After a few months, not only did I stop fretting about my BBC non-commission but I grew lazy about retrieving script copies I had distributed to potential lovers of the Next Thing in Television. At some point I released a copy to a producer friend who gave it to some other producers. For some reason that is probably uncomfortably seated in issues of personal psychology I contrived not to realise that the master copy of ‘Lots’ was now out of my possession. A few years later I started, as I often do with pieces of my writing that I’m fond of, running through scenes from ‘Lots’ in an idle manner in my head.
My recollections were, perforce, approximate. I recalled writing a scene in which a character wishes that she had had a brother. Moments later there is a knock at the door. It is her brother. They embrace exultantly. That night they curl up together in bed, in a nice way. I also remembered Max and Jean and Anna driving through America in a car they had been given (everything they needed came to them – their desire was all). They had been driving at night and had not been able, therefore, to examine the car. When day broke, Max said “The car is red.” I liked that line very much. I remembered other things in the script and even had vague recollections of the second script, ‘Jean Pool’, the one I wrote because I was told to. I realised that I would very much like to see these scripts again but I could not remember where they had gone.

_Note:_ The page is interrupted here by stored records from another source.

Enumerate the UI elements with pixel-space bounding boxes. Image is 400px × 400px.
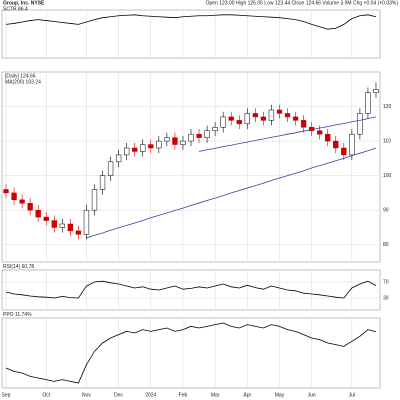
- panel-subtitle: MA(200) 103.24: [5, 79, 41, 85]
- panel-frame: [1, 9, 381, 59]
- candle-body: [132, 147, 138, 152]
- candle-body: [333, 140, 339, 149]
- x-tick-label: Jun: [308, 392, 316, 398]
- y-tick-label: 100: [383, 173, 392, 179]
- candle-body: [292, 116, 299, 121]
- candle-body: [196, 133, 202, 138]
- candle-body: [357, 113, 363, 135]
- candle-body: [75, 230, 82, 235]
- chart-title: Group, Inc. NYSE: [3, 0, 45, 6]
- x-tick-label: May: [275, 392, 285, 398]
- panel-frame: [1, 269, 381, 311]
- candle-body: [83, 209, 90, 235]
- indicator-line: [5, 14, 377, 30]
- candle-body: [11, 192, 17, 201]
- x-tick-label: Mar: [211, 392, 220, 398]
- candle-body: [180, 140, 186, 145]
- candle-body: [317, 130, 323, 135]
- x-tick-label: Nov: [82, 392, 91, 398]
- candle-body: [276, 109, 283, 114]
- candle-body: [325, 133, 331, 142]
- y-tick-label: 70: [383, 279, 389, 285]
- candle-body: [67, 223, 74, 232]
- x-tick-label: Oct: [42, 392, 50, 398]
- panel-frame: [1, 71, 381, 263]
- candle-body: [300, 120, 307, 128]
- candle-body: [341, 147, 347, 156]
- panel-label: RSI(14) 60.78: [3, 264, 34, 270]
- indicator-line: [5, 280, 377, 299]
- candle-body: [99, 175, 106, 190]
- panel-frame: [1, 317, 381, 389]
- candle-body: [212, 127, 218, 131]
- candle-body: [236, 120, 242, 125]
- candle-body: [43, 216, 49, 221]
- candle-body: [51, 220, 57, 228]
- candle-body: [284, 113, 291, 118]
- candle-body: [123, 147, 130, 156]
- candle-body: [59, 223, 65, 228]
- candle-body: [91, 189, 98, 211]
- panel-label: PPO 11.74%: [3, 312, 32, 318]
- candle-body: [148, 144, 154, 149]
- candle-body: [115, 154, 122, 163]
- candle-body: [35, 209, 41, 218]
- quote-line: Open 123.00 High 126.05 Low 123.44 Close…: [206, 0, 399, 6]
- candle-body: [172, 137, 178, 145]
- candle-body: [3, 189, 9, 194]
- y-tick-label: 110: [383, 138, 391, 144]
- y-tick-label: 30: [383, 295, 389, 301]
- x-tick-label: Dec: [114, 392, 123, 398]
- indicator-line: [5, 322, 377, 384]
- candle-body: [204, 130, 210, 138]
- candle-body: [27, 203, 33, 211]
- x-tick-label: 2024: [145, 392, 156, 398]
- candle-body: [373, 89, 379, 93]
- y-tick-label: 120: [383, 104, 392, 110]
- panel-label: SCTR 86.4: [3, 6, 28, 12]
- candle-body: [19, 199, 25, 204]
- panel-title: [Daily] 124.66: [5, 73, 36, 79]
- candle-body: [365, 92, 371, 114]
- candle-body: [140, 144, 146, 152]
- x-tick-label: Sep: [2, 392, 11, 398]
- candle-body: [188, 133, 194, 142]
- candle-body: [349, 133, 355, 156]
- x-tick-label: Feb: [179, 392, 188, 398]
- candle-body: [260, 116, 267, 121]
- candle-body: [107, 161, 114, 176]
- y-tick-label: 90: [383, 208, 389, 214]
- y-tick-label: 80: [383, 242, 389, 248]
- candle-body: [268, 109, 275, 121]
- overlay-line: [198, 116, 377, 152]
- candle-body: [220, 116, 226, 128]
- candle-body: [252, 113, 259, 118]
- overlay-line: [86, 147, 377, 239]
- candle-body: [164, 137, 170, 142]
- candle-body: [244, 113, 250, 125]
- candle-body: [156, 140, 162, 149]
- x-tick-label: Jul: [349, 392, 355, 398]
- candle-body: [228, 116, 234, 121]
- x-tick-label: Apr: [243, 392, 251, 398]
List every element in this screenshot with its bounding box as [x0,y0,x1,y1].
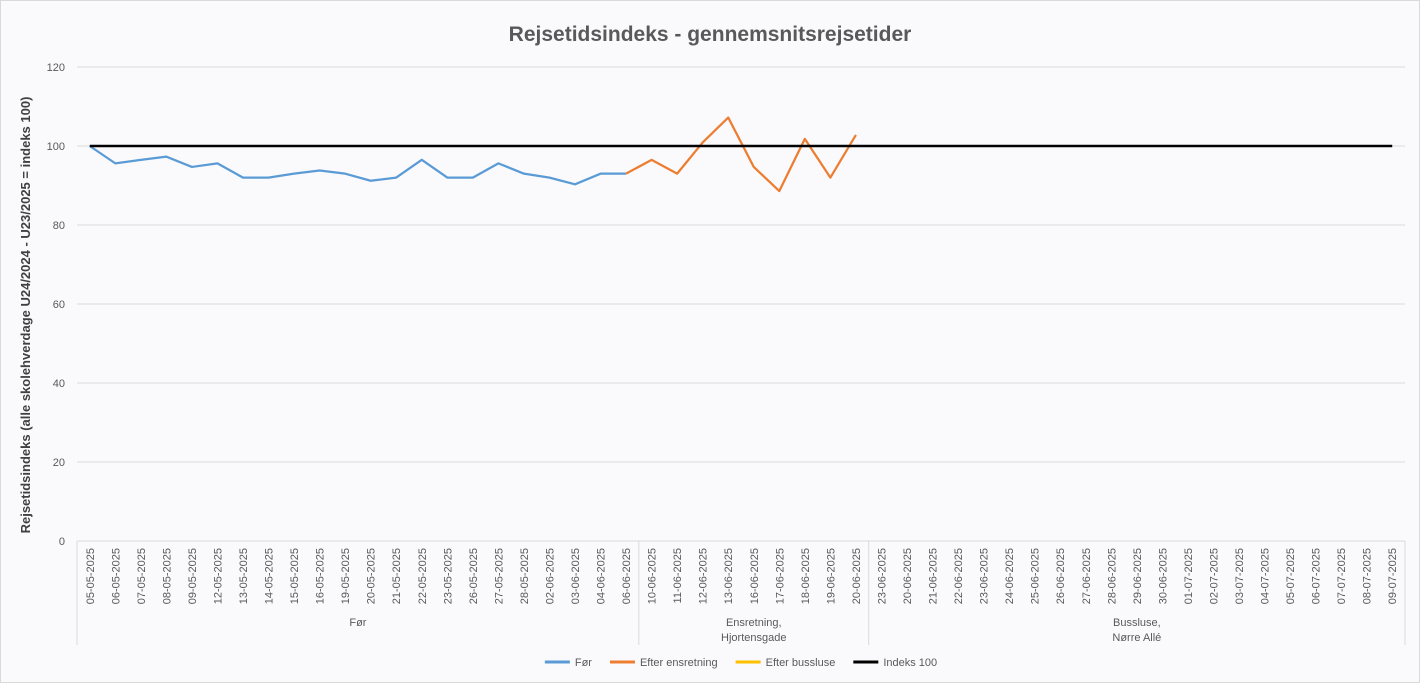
x-tick-label: 11-06-2025 [672,548,684,603]
x-tick-label: 28-06-2025 [1106,548,1118,604]
series-line [89,145,627,186]
x-tick-label: 06-05-2025 [110,548,122,604]
x-tick-label: 06-06-2025 [621,548,633,604]
legend-label: Efter ensretning [640,657,718,669]
chart-title: Rejsetidsindeks - gennemsnitsrejsetider [509,23,912,46]
x-tick-label: 02-07-2025 [1208,548,1220,604]
legend-label: Efter bussluse [766,657,836,669]
x-tick-label: 20-06-2025 [851,548,863,604]
x-tick-label: 27-05-2025 [493,548,505,604]
x-tick-label: 12-05-2025 [212,548,224,604]
group-label: Bussluse, [1113,617,1161,629]
x-tick-label: 03-07-2025 [1234,548,1246,604]
x-tick-label: 18-06-2025 [800,548,812,604]
x-tick-label: 21-05-2025 [391,548,403,604]
group-label: Nørre Allé [1112,632,1161,644]
x-tick-label: 22-05-2025 [417,548,429,604]
x-tick-label: 16-06-2025 [749,548,761,604]
x-tick-label: 22-06-2025 [953,548,965,604]
x-tick-label: 03-06-2025 [570,548,582,604]
x-tick-label: 07-05-2025 [136,548,148,604]
x-tick-label: 06-07-2025 [1311,548,1323,604]
group-label: Før [349,617,366,629]
x-tick-label: 26-05-2025 [468,548,480,604]
x-tick-label: 05-07-2025 [1285,548,1297,604]
x-tick-label: 23-06-2025 [876,548,888,604]
group-label: Hjortensgade [721,632,786,644]
legend-label: Før [575,657,592,669]
x-tick-label: 21-06-2025 [928,548,940,604]
y-tick-label: 0 [59,536,65,548]
x-tick-label: 15-05-2025 [289,548,301,604]
y-axis-title: Rejsetidsindeks (alle skolehverdage U24/… [18,97,33,534]
x-tick-label: 04-07-2025 [1260,548,1272,604]
x-tick-label: 25-06-2025 [1030,548,1042,604]
x-tick-label: 04-06-2025 [596,548,608,604]
x-tick-label: 14-05-2025 [264,548,276,604]
x-tick-label: 23-06-2025 [979,548,991,604]
y-tick-label: 120 [47,62,65,74]
y-tick-label: 40 [53,378,65,390]
x-tick-label: 29-06-2025 [1132,548,1144,604]
x-tick-label: 02-06-2025 [544,548,556,604]
x-tick-label: 19-06-2025 [825,548,837,604]
x-tick-label: 09-07-2025 [1387,548,1399,604]
x-tick-label: 24-06-2025 [1004,548,1016,604]
x-tick-label: 23-05-2025 [442,548,454,604]
group-label: Ensretning, [726,617,782,629]
x-tick-label: 13-05-2025 [238,548,250,604]
y-tick-label: 100 [47,141,65,153]
x-tick-label: 20-06-2025 [902,548,914,604]
legend-label: Indeks 100 [883,657,937,669]
x-tick-label: 20-05-2025 [366,548,378,604]
x-tick-label: 08-07-2025 [1362,548,1374,604]
y-tick-label: 60 [53,299,65,311]
x-tick-label: 30-06-2025 [1157,548,1169,604]
x-tick-label: 12-06-2025 [698,548,710,604]
y-tick-label: 80 [53,220,65,232]
x-tick-label: 01-07-2025 [1183,548,1195,604]
y-tick-label: 20 [53,457,65,469]
x-tick-label: 07-07-2025 [1336,548,1348,604]
x-tick-label: 09-05-2025 [187,548,199,604]
x-tick-label: 28-05-2025 [519,548,531,604]
x-tick-label: 13-06-2025 [723,548,735,604]
x-tick-label: 27-06-2025 [1081,548,1093,604]
x-tick-label: 16-05-2025 [315,548,327,604]
x-tick-label: 05-05-2025 [85,548,97,604]
x-tick-label: 19-05-2025 [340,548,352,604]
legend: Før Efter ensretning Efter bussluse Indeks … [544,657,937,669]
x-tick-label: 10-06-2025 [647,548,659,604]
x-tick-label: 08-05-2025 [161,548,173,604]
x-tick-label: 26-06-2025 [1055,548,1067,604]
series-line [625,116,857,193]
x-tick-label: 17-06-2025 [774,548,786,604]
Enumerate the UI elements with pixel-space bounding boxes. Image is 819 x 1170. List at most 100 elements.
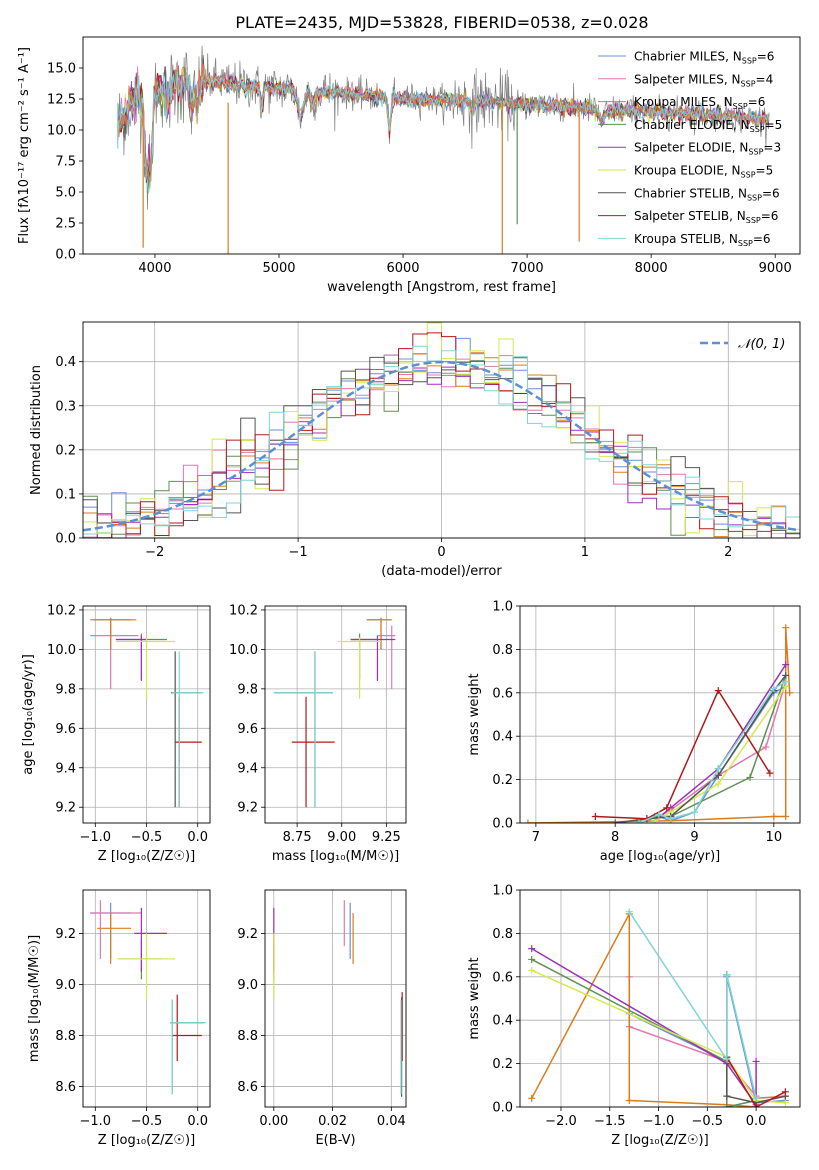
mass_vs_ebv-xtick-label: 0.02 [318,1114,347,1129]
residual-histogram-step [83,356,800,538]
figure-title: PLATE=2435, MJD=53828, FIBERID=0538, z=0… [235,13,648,32]
legend-entry-name: Kroupa ELODIE, N [634,164,741,178]
mass_vs_Z-xlabel: Z [log₁₀(Z/Z☉)] [98,1133,195,1148]
residual-histogram-step [83,345,800,535]
mass-weight-marker [528,955,536,963]
legend-entry-label: Salpeter MILES, NSSP=4 [634,72,773,88]
weight_vs_Z-ytick-label: 0.0 [492,1101,513,1116]
mass-weight-marker [635,819,643,823]
spectrum-ytick-label: 2.5 [55,217,76,232]
mass-weight-marker [691,808,699,816]
weight_vs_Z-xtick-label: −2.0 [545,1114,577,1129]
residuals-ytick-label: 0.2 [55,443,76,458]
age_vs_mass-ytick-label: 9.2 [237,801,258,816]
residual-histogram-step [83,322,800,538]
mass-weight-marker [667,815,675,823]
weight_vs_Z-ytick-label: 0.4 [492,1014,513,1029]
age_vs_mass-ytick-label: 9.4 [237,761,258,776]
spectrum-xlabel: wavelength [Angstrom, rest frame] [327,280,556,295]
age_vs_mass-ytick-label: 10.0 [229,643,258,658]
mass_vs_ebv-xtick-label: 0.00 [259,1114,288,1129]
legend-entry-value: =5 [756,164,774,178]
legend-entry-name: Kroupa STELIB, N [634,232,738,246]
mass-weight-marker [524,819,532,823]
mass_vs_ebv-frame [264,889,407,1108]
age_vs_Z-ytick-label: 9.6 [55,722,76,737]
spectrum-panel: 4000 5000 6000 7000 8000 9000 0.0 2.5 5.0 7.5 10.0… [17,36,801,295]
legend-entry-label: Kroupa STELIB, NSSP=6 [634,232,771,248]
spectrum-frame [82,36,801,255]
age_vs_mass-xtick-label: 9.25 [372,830,401,845]
weight_vs_Z-xtick-label: −1.5 [594,1114,626,1129]
weight_vs_Z-xlabel: Z [log₁₀(Z/Z☉)] [611,1133,708,1148]
age_vs_Z-xtick-label: −1.0 [80,830,112,845]
age_vs_mass-xtick-label: 9.00 [327,830,356,845]
mass-weight-marker [782,624,790,632]
mass-weight-line [654,664,787,822]
panels-group: 4000 5000 6000 7000 8000 90000.02.55.07.510.0… [17,36,801,1148]
weight_vs_Z-ytick-label: 0.6 [492,970,513,985]
residuals-ytick-label: 0.0 [55,532,76,547]
mass-weight-marker [611,819,619,823]
mass_vs_Z-frame [82,889,211,1108]
mass_vs_Z-ytick-label: 8.8 [55,1029,76,1044]
mass-weight-marker [714,771,722,779]
residuals-ytick-label: 0.4 [55,355,76,370]
mass-weight-marker [781,1099,789,1107]
weight_vs_age-frame [519,605,801,824]
mass-weight-marker [752,1057,760,1065]
spectrum-ytick-label: 15.0 [47,62,76,77]
mass-weight-marker [723,971,731,979]
mass-weight-marker [528,945,536,953]
residuals-xtick-label: 2 [724,545,732,560]
weight_vs_age-ylabel: mass weight [467,673,482,755]
weight_vs_age-xtick-label: 8 [611,830,619,845]
age_vs_Z-ytick-label: 9.4 [55,761,76,776]
normal-reference-curve [83,360,800,532]
weight_vs_age-ytick-label: 0.4 [492,730,513,745]
mass_vs_ebv-panel: 0.00 0.02 0.04 8.6 8.8 9.0 9.2 E(B-V) [237,889,407,1148]
age_vs_Z-frame [82,605,211,824]
legend-entry-label: Chabrier MILES, NSSP=6 [634,50,774,66]
age_vs_mass-panel: 8.75 9.00 9.25 9.2 9.4 9.6 9.8 10.0 10.2 mass [lo… [229,603,407,864]
weight_vs_Z-xtick-label: −1.0 [643,1114,675,1129]
age_vs_Z-panel: −1.0 −0.5 0.0 9.2 9.4 9.6 9.8 10.0 10.2 Z [log₁₀(… [21,603,211,864]
mass-weight-marker [752,1094,760,1102]
age_vs_Z-xtick-label: 0.0 [187,830,208,845]
mass-weight-marker [781,1088,789,1096]
weight_vs_Z-panel: −2.0 −1.5 −1.0 −0.5 0.0 0.0 0.2 0.4 0.6 0.8 1.0 Z [… [467,884,801,1148]
residuals-xtick-label: −1 [289,545,308,560]
spectrum-ytick-label: 0.0 [55,248,76,263]
legend-entry-value: =6 [753,232,771,246]
mass_vs_ebv-ytick-label: 9.0 [237,978,258,993]
mass_vs_Z-ylabel: mass [log₁₀(M/M☉)] [27,935,42,1062]
mass-weight-marker [625,1096,633,1104]
mass-weight-marker [663,804,671,812]
spectrum-ytick-label: 10.0 [47,124,76,139]
legend-entry-subscript: SSP [738,239,753,248]
spectrum-xtick-label: 4000 [138,261,171,276]
mass-weight-marker [782,671,790,679]
age_vs_Z-ytick-label: 10.0 [47,643,76,658]
mass-weight-marker [782,661,790,669]
spectrum-ytick-label: 5.0 [55,186,76,201]
weight_vs_age-xtick-label: 7 [532,830,540,845]
mass-weight-marker [770,684,778,692]
legend-entry-name: Chabrier STELIB, N [634,186,747,200]
weight_vs_Z-frame [519,889,801,1108]
mass-weight-line [531,947,757,1107]
weight_vs_Z-plot-area [528,908,789,1107]
age_vs_mass-plot-area [273,617,396,808]
mass-weight-marker [625,908,633,916]
legend-entry-value: =6 [761,209,779,223]
spectrum-xtick-label: 9000 [759,261,792,276]
residuals-xlabel: (data-model)/error [381,564,502,579]
mass-weight-marker [762,743,770,751]
mass_vs_Z-xtick-label: −0.5 [131,1114,163,1129]
mass_vs_Z-ytick-label: 9.0 [55,978,76,993]
mass_vs_ebv-xtick-label: 0.04 [377,1114,406,1129]
mass_vs_ebv-plot-area [273,900,403,1097]
residuals-plot-area [83,322,800,538]
mass-weight-marker [723,1055,731,1063]
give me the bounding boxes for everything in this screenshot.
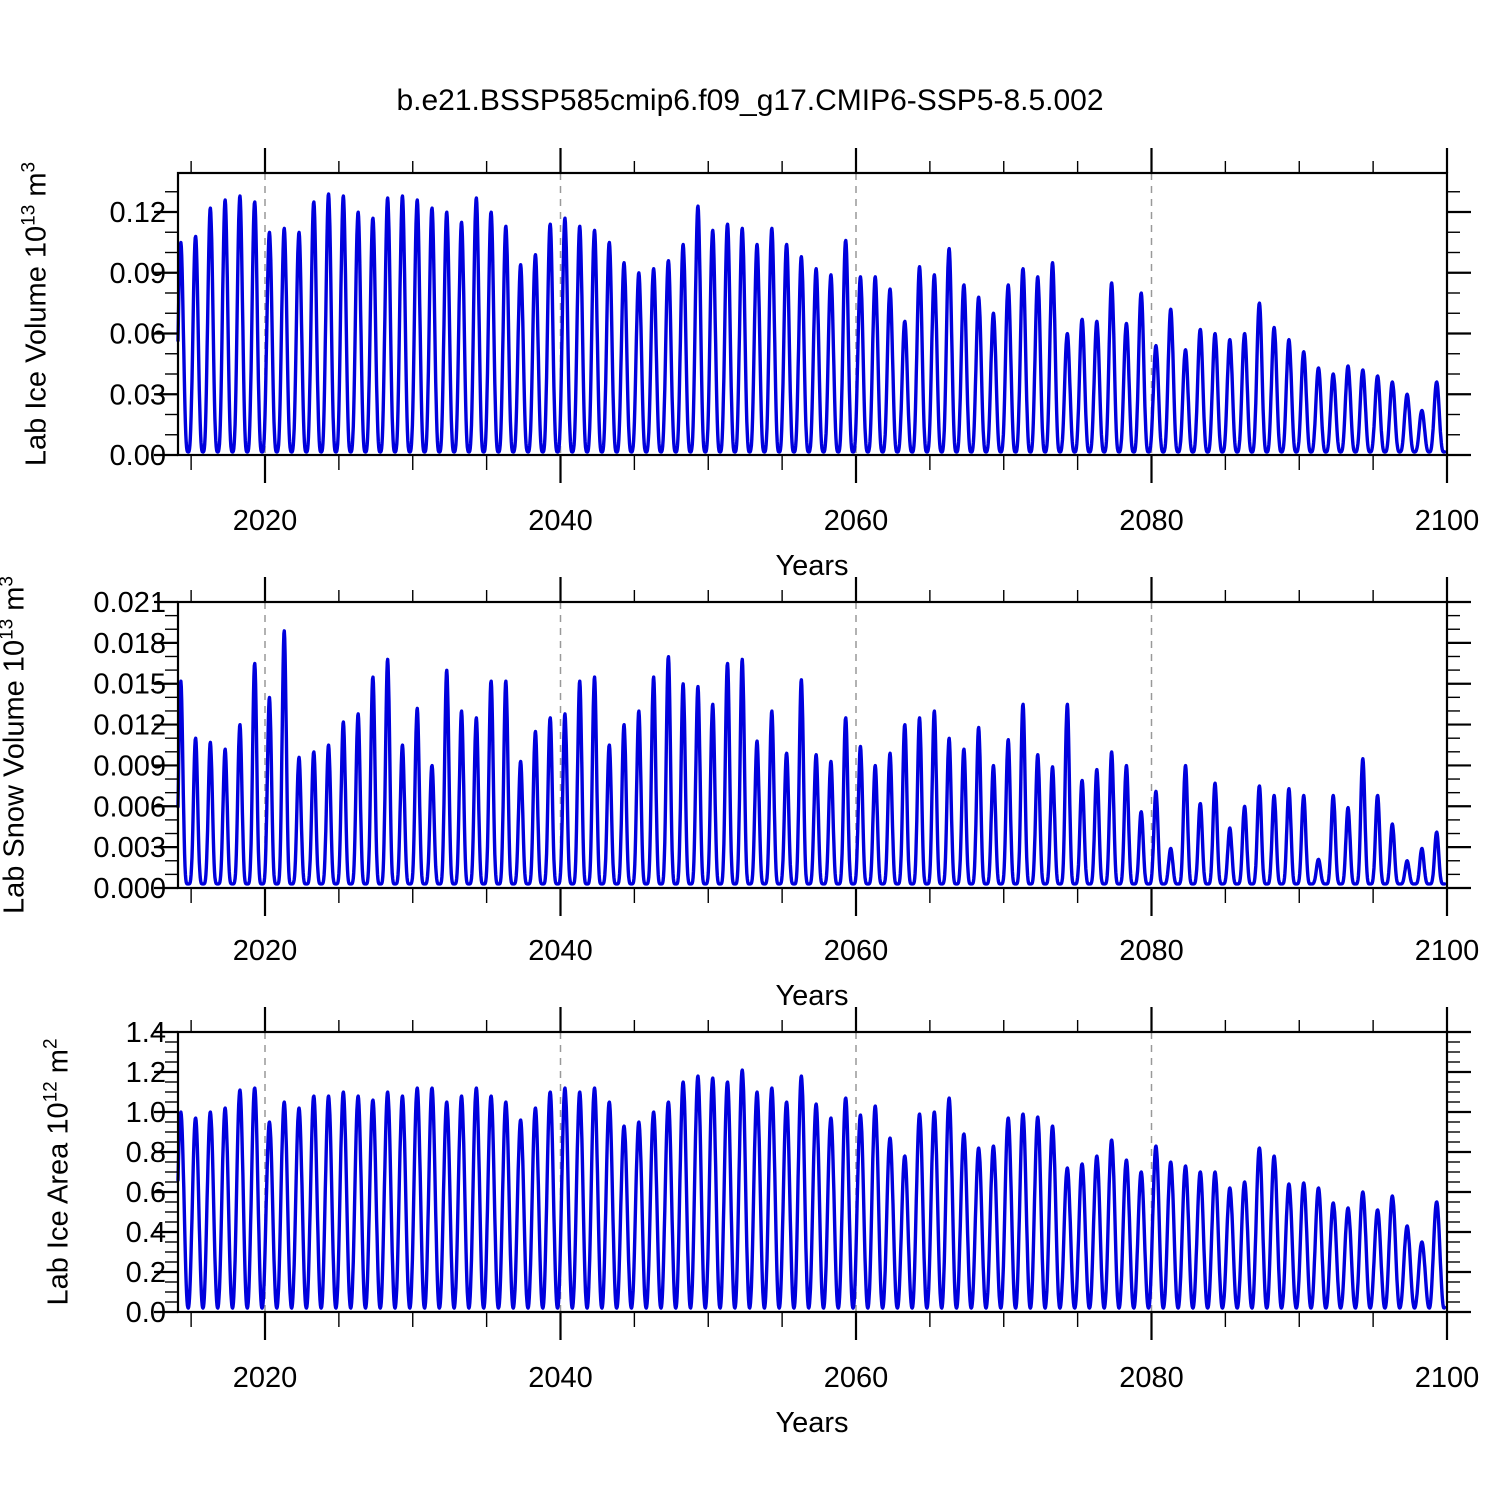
x-tick-label: 2100: [1415, 1362, 1480, 1394]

I wanted to see them, in part, because I regarded them as a link between two worlds of writing. Before ‘Lots’, written in 1983, I had written almost exclusively for Lumiere & Son. Because the company was ‘on the fringe’, ‘experimental’, ‘small scale’ and modestly funded, we could do what we wanted. Nobody cared. At the point of writing ‘Lots’ I was in transition. I had started doing some journalism for papers and magazines and I was drawn thereby to the idea that my plays might achieve, as broadcast events, the national exposure that some of my journalism had, relatively effortlessly, received. While this never really happened, I still felt that ‘Lost’ – as it begs to be anagrammatised – was the riskiest thing I had essayed for some years. As far as I was concerned, in its lack of compromise, ‘Lots’ was pure. When I thought about it I felt pure too.
Despite the fact that Hilary (see Episode 1) and I had enjoyed a long and close relationship, frequently characterised by the exchange of meaningful goods, I had no recollection whatsoever of giving her a copy of the script. In retrospect, considering that she is one of the more assiduous archivists of my acquaintance, I should, at least, have, perhaps, just mentioned the loss of ‘Lost’.